Proving result about additivity of Lebesgue outer measure The statement I’m trying to prove is that if $\{I_k \}_{k=1} ^{\infty } $ The statement I’m trying to prove is that if $\{I_k \}_{k=1} ^{\infty } $ is a sequence of disjoint intervals in $\mathbb{R}$  and $E_k \subset I_k $ for each $k $ then $$ \mu ^* (\bigcup_{k=1}^{\infty } E_k )= \sum_{k=1}^{\infty } \mu ^* (E_k).$$
I think I need to use the fact that if $(J_k)_k $ is a sequence of disjoint intervals then $\mu^ * (\cup_k J_k )=\sum_k \ell (J_k)$ where $\ell(J_k) $ is the length of the interval $J_k$.
One of the inequalities is trivial by countable subadditivity of $\mu^* $ but I’m struggling with the reverse inequality.
 A: What you search for can be presented as a corollary of a theorem. Below this theorem is stated and proved.
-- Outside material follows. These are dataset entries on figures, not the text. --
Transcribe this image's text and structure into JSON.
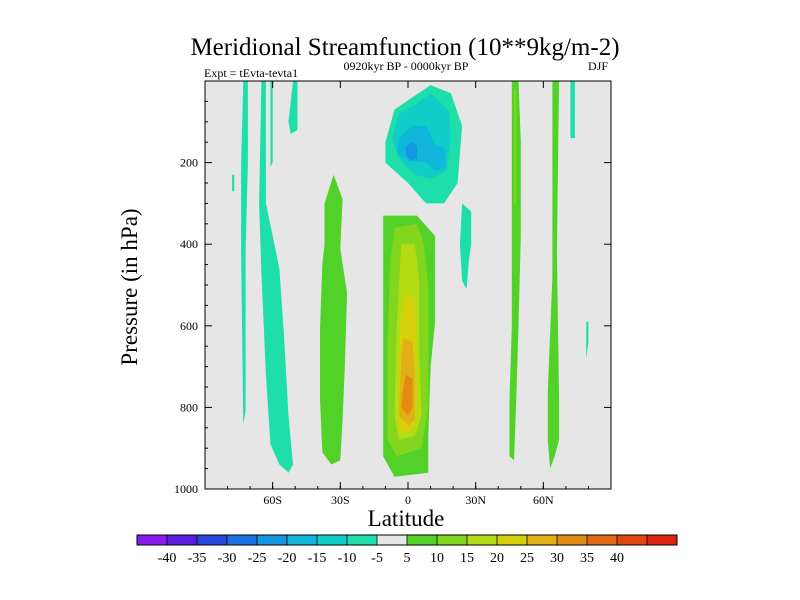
{
  "chart_data": {
    "type": "heatmap",
    "title": "Meridional Streamfunction (10**9kg/m-2)",
    "subtitle_left": "Expt = tEvta-tevta1",
    "subtitle_center": "0920kyr BP - 0000kyr BP",
    "subtitle_right": "DJF",
    "xlabel": "Latitude",
    "ylabel": "Pressure (in hPa)",
    "xlim": [
      -90,
      90
    ],
    "ylim": [
      0,
      1000
    ],
    "y_inverted": true,
    "x_ticks": [
      {
        "value": -60,
        "label": "60S"
      },
      {
        "value": -30,
        "label": "30S"
      },
      {
        "value": 0,
        "label": "0"
      },
      {
        "value": 30,
        "label": "30N"
      },
      {
        "value": 60,
        "label": "60N"
      }
    ],
    "y_ticks": [
      {
        "value": 200,
        "label": "200"
      },
      {
        "value": 400,
        "label": "400"
      },
      {
        "value": 600,
        "label": "600"
      },
      {
        "value": 800,
        "label": "800"
      },
      {
        "value": 1000,
        "label": "1000"
      }
    ],
    "background_color": "#e6e6e6",
    "colorbar": {
      "colors": [
        "#8a1cf0",
        "#5a1ee0",
        "#2848dc",
        "#1a72e2",
        "#1596e0",
        "#10b6dc",
        "#11cdc8",
        "#1edfaa",
        "#e6e6e6",
        "#52d228",
        "#82d61e",
        "#b4dc14",
        "#d6d00a",
        "#e0b014",
        "#e08c12",
        "#e06a10",
        "#e04610",
        "#dc2410"
      ],
      "labels": [
        "-40",
        "-35",
        "-30",
        "-25",
        "-20",
        "-15",
        "-10",
        "-5",
        "5",
        "10",
        "15",
        "20",
        "25",
        "30",
        "35",
        "40"
      ]
    },
    "regions": [
      {
        "label": "-5",
        "color": "#1edfaa",
        "points": [
          [
            -73,
            0
          ],
          [
            -71,
            0
          ],
          [
            -71,
            200
          ],
          [
            -72,
            420
          ],
          [
            -72,
            810
          ],
          [
            -73,
            840
          ],
          [
            -74,
            420
          ],
          [
            -74,
            200
          ]
        ]
      },
      {
        "label": "-5",
        "color": "#1edfaa",
        "points": [
          [
            -65,
            0
          ],
          [
            -63,
            0
          ],
          [
            -63,
            300
          ],
          [
            -60,
            380
          ],
          [
            -57,
            460
          ],
          [
            -55,
            620
          ],
          [
            -53,
            820
          ],
          [
            -51,
            940
          ],
          [
            -53,
            960
          ],
          [
            -57,
            940
          ],
          [
            -61,
            890
          ],
          [
            -63,
            720
          ],
          [
            -65,
            470
          ],
          [
            -66,
            300
          ]
        ]
      },
      {
        "label": "-5",
        "color": "#1edfaa",
        "points": [
          [
            -61,
            0
          ],
          [
            -60,
            0
          ],
          [
            -60,
            200
          ],
          [
            -61,
            210
          ]
        ]
      },
      {
        "label": "-5",
        "color": "#1edfaa",
        "points": [
          [
            -78,
            230
          ],
          [
            -77,
            230
          ],
          [
            -77,
            270
          ],
          [
            -78,
            270
          ]
        ]
      },
      {
        "label": "-5",
        "color": "#1edfaa",
        "points": [
          [
            -51,
            0
          ],
          [
            -49,
            0
          ],
          [
            -49,
            120
          ],
          [
            -52,
            130
          ],
          [
            -53,
            100
          ]
        ]
      },
      {
        "label": "-5",
        "color": "#1edfaa",
        "points": [
          [
            -6,
            70
          ],
          [
            2,
            40
          ],
          [
            10,
            10
          ],
          [
            19,
            30
          ],
          [
            24,
            110
          ],
          [
            22,
            250
          ],
          [
            16,
            300
          ],
          [
            8,
            300
          ],
          [
            0,
            250
          ],
          [
            -10,
            200
          ],
          [
            -10,
            150
          ]
        ]
      },
      {
        "label": "-10",
        "color": "#11cdc8",
        "points": [
          [
            -4,
            80
          ],
          [
            4,
            55
          ],
          [
            10,
            30
          ],
          [
            18,
            70
          ],
          [
            19,
            140
          ],
          [
            17,
            220
          ],
          [
            10,
            240
          ],
          [
            3,
            230
          ],
          [
            -4,
            190
          ],
          [
            -7,
            140
          ]
        ]
      },
      {
        "label": "-15",
        "color": "#10b6dc",
        "points": [
          [
            -4,
            140
          ],
          [
            2,
            110
          ],
          [
            8,
            110
          ],
          [
            12,
            155
          ],
          [
            16,
            165
          ],
          [
            17,
            210
          ],
          [
            12,
            220
          ],
          [
            8,
            200
          ],
          [
            0,
            195
          ],
          [
            -5,
            175
          ]
        ]
      },
      {
        "label": "-20",
        "color": "#1596e0",
        "points": [
          [
            -1,
            160
          ],
          [
            2,
            150
          ],
          [
            4,
            160
          ],
          [
            4,
            190
          ],
          [
            1,
            195
          ],
          [
            -1,
            180
          ]
        ]
      },
      {
        "label": "-5",
        "color": "#1edfaa",
        "points": [
          [
            24,
            300
          ],
          [
            28,
            320
          ],
          [
            28,
            400
          ],
          [
            27,
            440
          ],
          [
            26,
            510
          ],
          [
            24,
            490
          ],
          [
            23,
            400
          ]
        ]
      },
      {
        "label": "-5",
        "color": "#1edfaa",
        "points": [
          [
            79,
            590
          ],
          [
            80,
            590
          ],
          [
            80,
            640
          ],
          [
            79,
            680
          ]
        ]
      },
      {
        "label": "-5",
        "color": "#1edfaa",
        "points": [
          [
            72,
            0
          ],
          [
            74,
            0
          ],
          [
            74,
            140
          ],
          [
            72,
            140
          ]
        ]
      },
      {
        "label": "5",
        "color": "#52d228",
        "points": [
          [
            -37,
            300
          ],
          [
            -33,
            230
          ],
          [
            -29,
            290
          ],
          [
            -30,
            410
          ],
          [
            -27,
            520
          ],
          [
            -28,
            700
          ],
          [
            -29,
            830
          ],
          [
            -30,
            930
          ],
          [
            -34,
            940
          ],
          [
            -38,
            910
          ],
          [
            -39,
            780
          ],
          [
            -39,
            610
          ],
          [
            -38,
            450
          ],
          [
            -37,
            400
          ]
        ]
      },
      {
        "label": "5",
        "color": "#52d228",
        "points": [
          [
            -11,
            330
          ],
          [
            4,
            330
          ],
          [
            12,
            380
          ],
          [
            12,
            590
          ],
          [
            10,
            700
          ],
          [
            9,
            870
          ],
          [
            9,
            960
          ],
          [
            -6,
            970
          ],
          [
            -11,
            920
          ],
          [
            -11,
            640
          ],
          [
            -11,
            480
          ]
        ]
      },
      {
        "label": "5",
        "color": "#52d228",
        "points": [
          [
            46,
            0
          ],
          [
            49,
            0
          ],
          [
            50,
            150
          ],
          [
            50,
            380
          ],
          [
            49,
            600
          ],
          [
            48,
            780
          ],
          [
            47,
            930
          ],
          [
            45,
            920
          ],
          [
            45,
            780
          ],
          [
            46,
            600
          ],
          [
            46,
            380
          ],
          [
            46,
            150
          ]
        ]
      },
      {
        "label": "5",
        "color": "#52d228",
        "points": [
          [
            64,
            0
          ],
          [
            67,
            0
          ],
          [
            66,
            420
          ],
          [
            67,
            780
          ],
          [
            67,
            880
          ],
          [
            65,
            920
          ],
          [
            63,
            950
          ],
          [
            62,
            880
          ],
          [
            62,
            760
          ],
          [
            64,
            480
          ]
        ]
      },
      {
        "label": "10",
        "color": "#82d61e",
        "points": [
          [
            -6,
            360
          ],
          [
            4,
            350
          ],
          [
            7,
            400
          ],
          [
            9,
            500
          ],
          [
            9,
            800
          ],
          [
            6,
            900
          ],
          [
            -5,
            920
          ],
          [
            -9,
            880
          ],
          [
            -9,
            640
          ],
          [
            -8,
            450
          ]
        ]
      },
      {
        "label": "10",
        "color": "#82d61e",
        "points": [
          [
            47,
            20
          ],
          [
            48,
            20
          ],
          [
            48,
            300
          ],
          [
            47,
            300
          ]
        ]
      },
      {
        "label": "15",
        "color": "#b4dc14",
        "points": [
          [
            -3,
            400
          ],
          [
            3,
            400
          ],
          [
            5,
            490
          ],
          [
            5,
            660
          ],
          [
            6,
            820
          ],
          [
            3,
            870
          ],
          [
            -4,
            880
          ],
          [
            -6,
            820
          ],
          [
            -5,
            600
          ],
          [
            -4,
            500
          ]
        ]
      },
      {
        "label": "20",
        "color": "#d6d00a",
        "points": [
          [
            -1,
            520
          ],
          [
            3,
            530
          ],
          [
            4,
            650
          ],
          [
            4,
            830
          ],
          [
            1,
            860
          ],
          [
            -4,
            860
          ],
          [
            -4,
            680
          ],
          [
            -3,
            580
          ]
        ]
      },
      {
        "label": "25",
        "color": "#e0b014",
        "points": [
          [
            -2,
            630
          ],
          [
            2,
            640
          ],
          [
            3,
            720
          ],
          [
            3,
            830
          ],
          [
            0,
            845
          ],
          [
            -4,
            820
          ],
          [
            -3,
            680
          ]
        ]
      },
      {
        "label": "30",
        "color": "#e08c12",
        "points": [
          [
            -1,
            720
          ],
          [
            2,
            730
          ],
          [
            2,
            800
          ],
          [
            0,
            820
          ],
          [
            -3,
            800
          ],
          [
            -2,
            750
          ]
        ]
      }
    ]
  }
}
This by means of a lemma that is stated and proved first.

Lemma:
If $\varphi$ is an outer measure on
set $\Omega$ and $I_{1},\dots,I_{n}$ are disjoint $\varphi$-measurable
subsets of $\Omega$ then: $$\varphi\left(E\cap\left(\bigcup_{k=1}^{n}I_{k}\right)\right)=\sum_{k=1}^{n}\varphi\left(E\cap I_{k}\right)\text{ for each }E\subseteq\Omega$$
Proof of lemma:
For this we use induction on $n$. Let $I:=\bigcup_{k=1}^{n-1}I_{k}$.
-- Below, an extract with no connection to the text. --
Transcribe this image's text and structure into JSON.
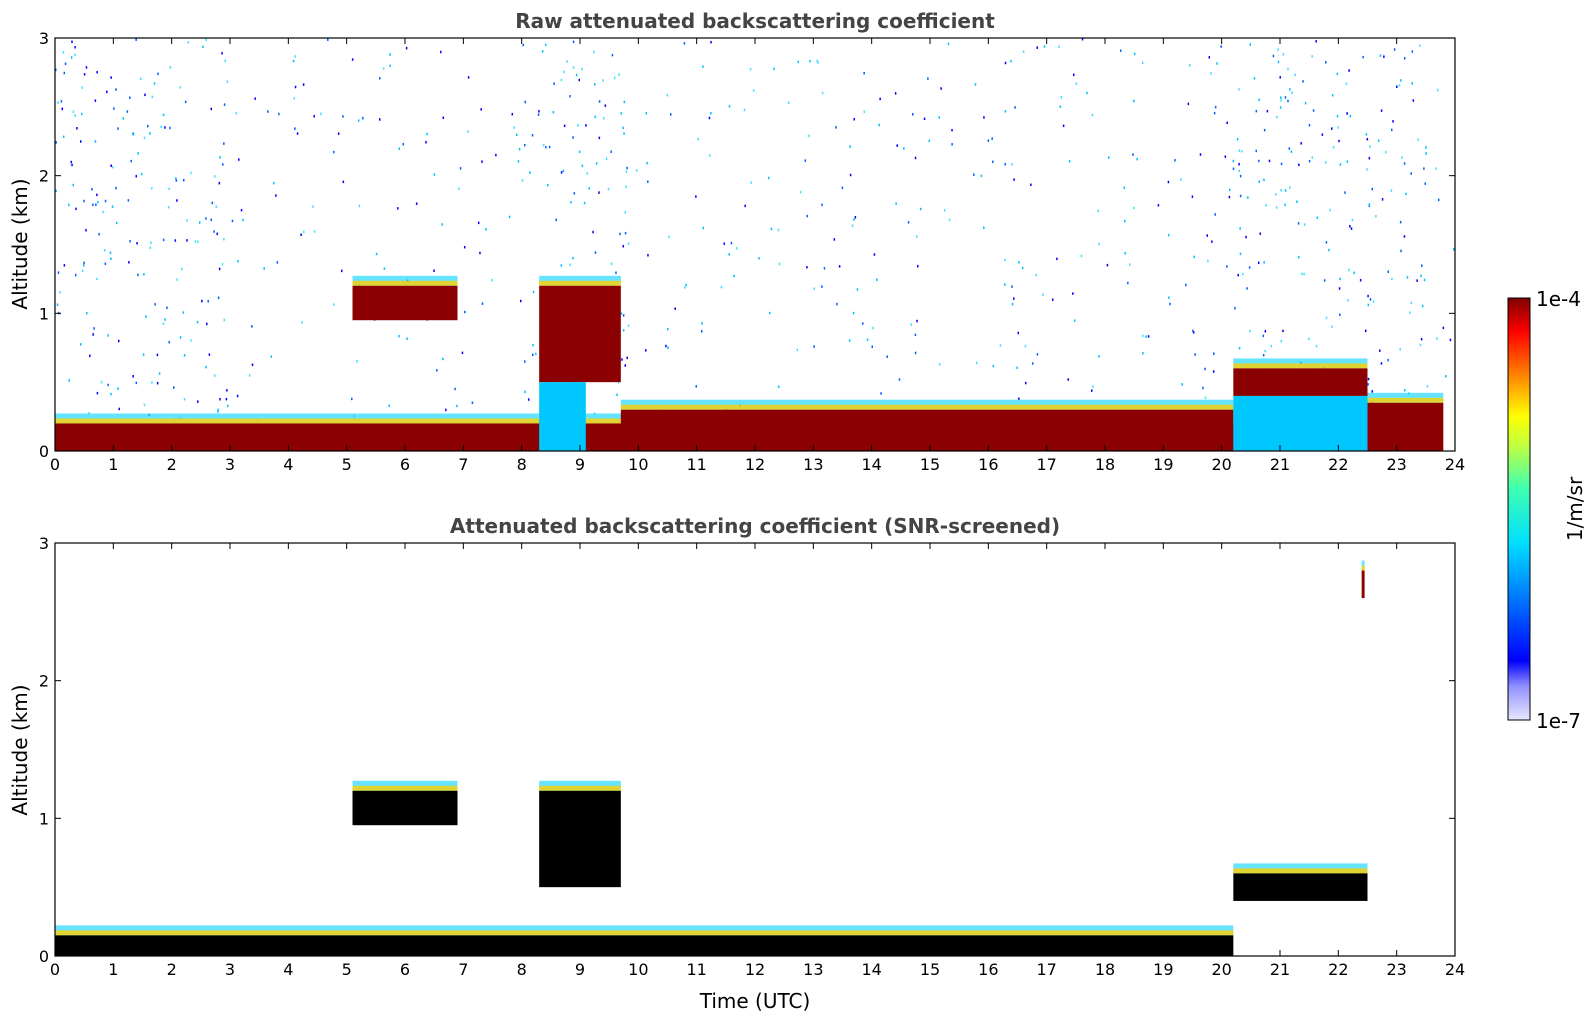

With induction we find: $$\varphi\left(E\cap\left(I\cup I_{n}\right)\right)=\varphi\left(E\cap\left(I\cup I_{n}\right)\cap I_{n}^{c}\right)+\varphi\left(E\cap\left(I\cup I_{n}\right)\cap I_{n}\right)=$$$$\varphi\left(E\cap I\right)+\varphi\left(E\cap I_{n}\right)=\sum_{k=1}^{n}\varphi\left(E\cap I_{k}\right)$$

Theorem:
If $\varphi$ is an outer measure
on set $\Omega$ and $I_{1},I_{2},\dots$ are disjoint $\varphi$-measurable
subsets of $\Omega$ then: $$\varphi\left(E\cap\left(\bigcup_{n=1}^{\infty}I_{n}\right)\right)=\sum_{n=1}^{\infty}\varphi\left(E\cap I_{n}\right)\text{ for each }E\subseteq\Omega$$
Proof of theorem:
Let $I:=\bigcup_{n=1}^{\infty}I_{n}$.
Then for every $n$: $$\varphi\left(E\cap I\right)\geq\varphi\left(E\cap\left(\bigcup_{k=1}^{n}I_{k}\right)\right)=\sum_{k=1}^{n}\varphi\left(E\cap I_{k}\right)$$
according to the lemma above, so that also: $$\varphi\left(E\cap I\right)\geq\sum_{n=1}^{\infty}\varphi\left(E\cap I_{n}\right)$$ Next to that we have: $$\varphi\left(E\cap I\right)\leq\sum_{n=1}^{\infty}\varphi\left(E\cap I_{n}\right)$$ here by countable subadditivity of $\varphi$, so there is equality.

Corollary:
If $\varphi$ is an outer measure on
set $\Omega$ and $I_{1},I_{2}\dots$ are disjoint $\varphi$-measurable
subsets of $\Omega$ then for sets $E_n\subseteq I_n$ we have:$$\varphi\left(\bigcup_{n=1}^{\infty}E_{n}\right)=\sum_{n=1}^{\infty}\varphi\left(E_n\right)$$
Proof of corollary:
Substituting $E=\bigcup_{n=1}^{\infty}E_n$ the theorem gives immediately the desired result.